Get rid of that notion that retirement must be a time to cut costs and pinch pennies. Rather, plenty of people seem to be in a position to splurge a bit after claiming Social Security benefits.
Most people are able to maintain or increase their spending slightly once they start receiving retirement benefits, according to a new report by economists at the Investment Company Institute and the Internal Revenue Service. The study, which analyzed tax data from 1999 to 2010, found that the typical worker had about 3% more after-tax spendable income after claiming Social Security benefits than before — and the lowest-income people had 29% more on average.
Social Security combined with other retirement sources such as workplace 401(k) plans and Individual Retirement Accounts thus provide “substantial income” for many people and more than is commonly assumed, the report said.

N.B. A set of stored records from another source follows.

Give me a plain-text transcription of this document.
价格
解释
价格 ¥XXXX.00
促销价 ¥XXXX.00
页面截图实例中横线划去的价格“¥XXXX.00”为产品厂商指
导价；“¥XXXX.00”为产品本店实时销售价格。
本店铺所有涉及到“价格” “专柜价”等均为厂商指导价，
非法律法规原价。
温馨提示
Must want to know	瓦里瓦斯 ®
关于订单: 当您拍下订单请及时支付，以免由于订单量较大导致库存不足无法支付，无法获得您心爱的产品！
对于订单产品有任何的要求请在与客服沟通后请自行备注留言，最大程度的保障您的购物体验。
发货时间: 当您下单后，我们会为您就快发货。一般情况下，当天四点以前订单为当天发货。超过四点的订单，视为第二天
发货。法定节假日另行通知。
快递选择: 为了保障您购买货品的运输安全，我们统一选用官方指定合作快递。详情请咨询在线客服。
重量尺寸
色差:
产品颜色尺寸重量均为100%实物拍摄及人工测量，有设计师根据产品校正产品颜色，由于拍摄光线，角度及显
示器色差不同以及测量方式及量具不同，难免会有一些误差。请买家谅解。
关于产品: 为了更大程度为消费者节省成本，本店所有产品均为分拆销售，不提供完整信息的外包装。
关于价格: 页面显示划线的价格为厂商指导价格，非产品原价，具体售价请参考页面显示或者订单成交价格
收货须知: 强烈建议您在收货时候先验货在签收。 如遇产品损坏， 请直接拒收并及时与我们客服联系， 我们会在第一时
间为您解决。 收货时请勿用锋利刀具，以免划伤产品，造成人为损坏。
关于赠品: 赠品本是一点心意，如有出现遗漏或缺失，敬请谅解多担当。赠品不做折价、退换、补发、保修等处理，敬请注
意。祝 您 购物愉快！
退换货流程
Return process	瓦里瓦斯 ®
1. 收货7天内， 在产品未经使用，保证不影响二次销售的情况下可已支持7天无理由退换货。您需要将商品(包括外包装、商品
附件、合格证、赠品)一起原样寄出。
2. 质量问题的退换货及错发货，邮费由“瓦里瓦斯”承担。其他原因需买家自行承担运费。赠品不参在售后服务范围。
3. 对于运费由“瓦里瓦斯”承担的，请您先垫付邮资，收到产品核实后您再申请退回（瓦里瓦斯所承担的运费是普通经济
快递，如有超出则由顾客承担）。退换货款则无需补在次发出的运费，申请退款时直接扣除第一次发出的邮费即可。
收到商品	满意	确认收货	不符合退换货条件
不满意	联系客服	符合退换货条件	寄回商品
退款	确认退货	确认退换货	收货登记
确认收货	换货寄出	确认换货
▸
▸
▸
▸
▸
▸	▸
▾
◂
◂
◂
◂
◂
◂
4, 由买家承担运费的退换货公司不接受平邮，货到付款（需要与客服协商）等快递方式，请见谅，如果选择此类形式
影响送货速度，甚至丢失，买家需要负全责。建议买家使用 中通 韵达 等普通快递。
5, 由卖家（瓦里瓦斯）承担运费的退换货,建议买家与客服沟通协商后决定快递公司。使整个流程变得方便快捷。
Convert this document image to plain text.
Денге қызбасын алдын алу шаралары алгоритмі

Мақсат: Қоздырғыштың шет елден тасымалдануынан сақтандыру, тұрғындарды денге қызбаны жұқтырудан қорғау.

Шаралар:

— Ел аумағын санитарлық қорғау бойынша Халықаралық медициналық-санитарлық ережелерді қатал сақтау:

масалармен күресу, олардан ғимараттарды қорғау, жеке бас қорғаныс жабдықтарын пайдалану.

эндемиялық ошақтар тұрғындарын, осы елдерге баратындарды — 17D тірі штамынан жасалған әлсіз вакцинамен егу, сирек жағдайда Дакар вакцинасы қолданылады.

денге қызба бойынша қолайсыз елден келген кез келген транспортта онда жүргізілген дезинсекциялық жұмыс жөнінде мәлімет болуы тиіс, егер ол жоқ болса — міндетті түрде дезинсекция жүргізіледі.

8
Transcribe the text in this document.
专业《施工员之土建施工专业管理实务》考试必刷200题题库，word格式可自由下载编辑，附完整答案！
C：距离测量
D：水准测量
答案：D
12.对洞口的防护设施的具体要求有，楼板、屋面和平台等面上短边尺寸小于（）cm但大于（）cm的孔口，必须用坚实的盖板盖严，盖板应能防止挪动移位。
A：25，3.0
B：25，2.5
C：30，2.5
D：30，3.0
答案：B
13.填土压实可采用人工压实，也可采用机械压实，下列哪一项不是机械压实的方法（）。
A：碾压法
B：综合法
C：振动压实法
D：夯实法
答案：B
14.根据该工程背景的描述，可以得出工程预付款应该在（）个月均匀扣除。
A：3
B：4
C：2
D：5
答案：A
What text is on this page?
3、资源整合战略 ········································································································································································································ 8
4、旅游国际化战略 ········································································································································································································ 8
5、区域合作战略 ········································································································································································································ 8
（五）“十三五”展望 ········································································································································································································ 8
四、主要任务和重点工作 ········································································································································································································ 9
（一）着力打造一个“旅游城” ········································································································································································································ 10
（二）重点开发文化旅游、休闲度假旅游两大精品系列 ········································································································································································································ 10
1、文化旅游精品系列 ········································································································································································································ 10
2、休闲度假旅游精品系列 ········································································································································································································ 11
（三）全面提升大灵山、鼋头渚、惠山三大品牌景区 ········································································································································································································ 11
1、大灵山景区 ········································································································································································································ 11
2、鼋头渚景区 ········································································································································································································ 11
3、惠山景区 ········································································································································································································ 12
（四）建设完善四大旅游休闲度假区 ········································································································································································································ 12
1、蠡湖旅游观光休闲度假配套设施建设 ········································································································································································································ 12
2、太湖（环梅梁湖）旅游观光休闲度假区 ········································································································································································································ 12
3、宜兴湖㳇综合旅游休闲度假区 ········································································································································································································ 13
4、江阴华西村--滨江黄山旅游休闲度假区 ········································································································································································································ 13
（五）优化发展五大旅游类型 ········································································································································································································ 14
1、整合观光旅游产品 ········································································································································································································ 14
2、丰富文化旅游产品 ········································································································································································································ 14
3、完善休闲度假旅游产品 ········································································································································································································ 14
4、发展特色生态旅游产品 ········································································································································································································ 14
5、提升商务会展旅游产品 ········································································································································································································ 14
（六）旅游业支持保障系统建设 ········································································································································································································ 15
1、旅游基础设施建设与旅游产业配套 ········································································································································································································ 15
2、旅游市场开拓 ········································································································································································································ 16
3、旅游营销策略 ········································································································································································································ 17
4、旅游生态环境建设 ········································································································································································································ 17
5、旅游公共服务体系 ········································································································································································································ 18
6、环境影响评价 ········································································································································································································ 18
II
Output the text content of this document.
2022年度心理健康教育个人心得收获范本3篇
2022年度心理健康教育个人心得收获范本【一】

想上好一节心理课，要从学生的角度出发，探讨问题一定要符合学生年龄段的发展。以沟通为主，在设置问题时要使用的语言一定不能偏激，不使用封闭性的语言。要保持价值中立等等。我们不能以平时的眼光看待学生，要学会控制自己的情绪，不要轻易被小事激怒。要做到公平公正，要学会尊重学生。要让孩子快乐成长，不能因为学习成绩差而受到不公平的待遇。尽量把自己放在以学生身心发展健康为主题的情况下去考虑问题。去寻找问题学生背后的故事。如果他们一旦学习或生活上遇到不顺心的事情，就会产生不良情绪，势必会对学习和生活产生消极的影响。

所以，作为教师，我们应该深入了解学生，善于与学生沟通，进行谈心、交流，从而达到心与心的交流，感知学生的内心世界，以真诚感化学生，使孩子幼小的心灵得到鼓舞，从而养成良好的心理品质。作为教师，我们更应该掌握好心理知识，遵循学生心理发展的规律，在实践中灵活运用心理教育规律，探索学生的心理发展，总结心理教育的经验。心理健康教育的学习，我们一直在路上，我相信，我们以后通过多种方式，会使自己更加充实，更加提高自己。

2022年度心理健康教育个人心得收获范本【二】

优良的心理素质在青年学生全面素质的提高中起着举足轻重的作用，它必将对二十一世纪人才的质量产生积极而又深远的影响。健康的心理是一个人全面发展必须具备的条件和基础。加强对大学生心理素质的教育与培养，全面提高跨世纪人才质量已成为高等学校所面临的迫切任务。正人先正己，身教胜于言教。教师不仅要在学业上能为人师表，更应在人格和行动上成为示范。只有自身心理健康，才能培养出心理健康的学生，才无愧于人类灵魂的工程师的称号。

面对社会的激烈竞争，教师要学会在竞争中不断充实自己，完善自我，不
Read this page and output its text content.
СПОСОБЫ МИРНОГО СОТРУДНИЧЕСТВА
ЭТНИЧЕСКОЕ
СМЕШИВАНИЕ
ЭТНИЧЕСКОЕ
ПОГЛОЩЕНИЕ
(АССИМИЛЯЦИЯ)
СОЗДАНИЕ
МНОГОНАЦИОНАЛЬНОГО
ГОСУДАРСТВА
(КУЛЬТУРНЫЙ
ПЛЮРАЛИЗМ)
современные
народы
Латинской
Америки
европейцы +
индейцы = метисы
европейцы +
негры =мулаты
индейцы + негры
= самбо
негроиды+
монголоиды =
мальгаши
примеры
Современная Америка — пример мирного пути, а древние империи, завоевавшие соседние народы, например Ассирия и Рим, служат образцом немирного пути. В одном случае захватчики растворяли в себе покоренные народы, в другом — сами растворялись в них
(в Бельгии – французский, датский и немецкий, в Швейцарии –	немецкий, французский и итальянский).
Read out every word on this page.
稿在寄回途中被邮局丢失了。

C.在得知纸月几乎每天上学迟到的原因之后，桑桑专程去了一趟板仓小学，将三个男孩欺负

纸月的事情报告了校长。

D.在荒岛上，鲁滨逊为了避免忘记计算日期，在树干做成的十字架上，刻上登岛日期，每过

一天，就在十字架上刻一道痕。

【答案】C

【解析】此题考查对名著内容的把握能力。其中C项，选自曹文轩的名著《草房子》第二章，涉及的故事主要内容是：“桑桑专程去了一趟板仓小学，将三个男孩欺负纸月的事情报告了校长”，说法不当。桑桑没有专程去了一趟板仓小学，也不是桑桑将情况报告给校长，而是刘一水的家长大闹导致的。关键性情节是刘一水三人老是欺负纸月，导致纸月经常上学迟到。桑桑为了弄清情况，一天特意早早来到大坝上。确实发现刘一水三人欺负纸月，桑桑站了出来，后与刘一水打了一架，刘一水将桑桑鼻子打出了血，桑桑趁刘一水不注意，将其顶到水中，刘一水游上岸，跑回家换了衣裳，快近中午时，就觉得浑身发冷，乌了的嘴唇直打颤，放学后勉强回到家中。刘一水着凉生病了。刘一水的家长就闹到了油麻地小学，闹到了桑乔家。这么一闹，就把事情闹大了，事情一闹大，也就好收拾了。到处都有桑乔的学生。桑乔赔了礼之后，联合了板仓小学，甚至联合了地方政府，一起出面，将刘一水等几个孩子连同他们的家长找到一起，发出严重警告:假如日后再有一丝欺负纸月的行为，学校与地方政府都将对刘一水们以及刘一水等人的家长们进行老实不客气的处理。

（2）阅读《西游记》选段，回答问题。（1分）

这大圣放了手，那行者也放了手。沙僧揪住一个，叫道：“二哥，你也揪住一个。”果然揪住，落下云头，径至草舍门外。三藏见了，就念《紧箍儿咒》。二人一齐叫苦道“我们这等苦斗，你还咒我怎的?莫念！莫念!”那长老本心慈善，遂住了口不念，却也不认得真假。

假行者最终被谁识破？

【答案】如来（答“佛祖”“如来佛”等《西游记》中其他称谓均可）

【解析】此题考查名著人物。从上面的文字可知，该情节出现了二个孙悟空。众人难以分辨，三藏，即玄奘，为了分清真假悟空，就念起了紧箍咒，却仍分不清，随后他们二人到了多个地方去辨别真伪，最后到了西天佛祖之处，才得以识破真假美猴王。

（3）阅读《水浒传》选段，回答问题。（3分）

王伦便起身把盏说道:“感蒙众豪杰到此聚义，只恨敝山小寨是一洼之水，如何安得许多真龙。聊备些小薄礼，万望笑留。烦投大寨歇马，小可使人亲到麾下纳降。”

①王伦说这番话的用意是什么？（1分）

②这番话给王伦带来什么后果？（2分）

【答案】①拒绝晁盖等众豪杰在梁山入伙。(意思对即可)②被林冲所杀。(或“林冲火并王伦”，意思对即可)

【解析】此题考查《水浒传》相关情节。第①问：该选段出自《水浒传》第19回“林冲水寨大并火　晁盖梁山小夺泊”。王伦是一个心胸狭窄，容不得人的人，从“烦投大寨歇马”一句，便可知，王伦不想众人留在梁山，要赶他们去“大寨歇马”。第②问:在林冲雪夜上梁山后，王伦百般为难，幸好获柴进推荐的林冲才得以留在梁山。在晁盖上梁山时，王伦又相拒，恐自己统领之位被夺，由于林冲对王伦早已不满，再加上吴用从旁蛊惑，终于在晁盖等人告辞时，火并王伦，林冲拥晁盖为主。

The researchers compared spendable income reported by people on their tax returns during the year before they first claimed Social Security benefits, while still working, and three years after they claimed. Spendable income was defined as that from jobs, Social Security benefits and other retirement sources. It increased for more than half of taxpayers over the comparison period.
In fact, more retirees received income from multiple sources than is commonly reported in government surveys, said Peter Brady, an economist at the institute who was part of the research team. He said this indicates government data understates income for retirees.
“By looking at what tax filers, employers and financial institutions actually report to the IRS, we are able to paint a more accurate picture,” Brady said in a prepared statement.
The vast majority of households examined, 89%, reported non-Social Security sources of retirement income. Of these, four of five received income from workplace 401(k)-style plans, annuities, IRAs or a combination of the three.
Most people remain in the workforce both before and shortly after claiming Social Security benefits, Brady said in an email note. Some 85% of recipients are employed in the year before they claim benefits, with the figure dropping to 76% during the year they claim. An even higher proportion of married couples, 91%, have at least one employed spouse during the year before claiming. That figure drops a bit to 85% during the claiming year. Hence, salaries and Social Security benefits often combine to boost income for people in their early to mid-60s.